Yes I have seen and helped athletes prepare for world and olympic competition. Yes it was in wrestling. If Kurt Angle really trained that way, and was able to survive it, congratulations to him. But I think it was a fluke. I intend no disrespect to his accomplisments.

I don't know why you'd think it was a fluke. I don't think he's so hurting for money he needs to lie to sell his book. What point is there to lying about how one prepped for Athletic competition so many years ago? Especially knowing one's proneness to children attempting to emulate and how America witch-hunts any athlete who MIGHT be somewhat communicating detrimental systems in the name of "saving the children"...?

I'm not saying he's not embellishing or perhaps even exaggerating.
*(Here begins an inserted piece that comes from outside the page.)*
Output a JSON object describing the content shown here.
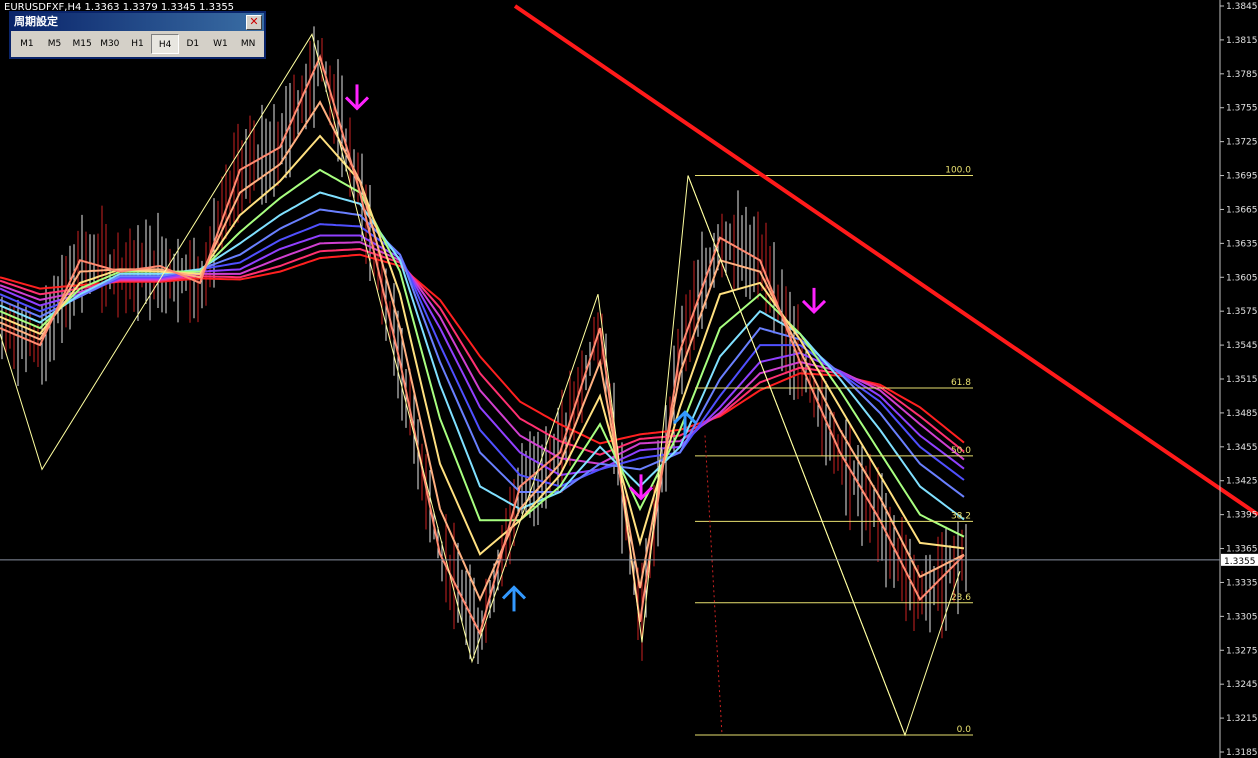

I'm not even saying he's telling the truth. What I'm saying is no one here can say either way. And furthermore, half of the sentiments of disbelief just resemble people's own dissatisfaction with their own positions.

Kurt would not have been the first, nor will he be the last to have a regime this intense, this level, if not more. Yet it befuddles me how Athletes get more scrutiny than anyone for getting better at what they do. It could perhaps be an indicator of what he was capable of as an individual, and perhaps that might be what set him apart from everyone else, balanced by it being short-lived. I'd rather look at it that way than attempt to discredit or slight his career with uconfirmed suspicions.

You're right KK. Pro-wrasslers are role models. I now feel bad for them and the pain that they are subjected to. Olympic athletes are all clean. All pro athletes are natural. In conclusion, I'm a changed man. There you fucking have it, viola.

Love,

Baurt

Don't forget. Anytime anyone tests positive for perfomance enhancing substances.

FALSE POSITIVE!! THE DOCTOR PERSCRIBED IT!! I DIDN'T EVEN KNOW WHAT IT WAS!!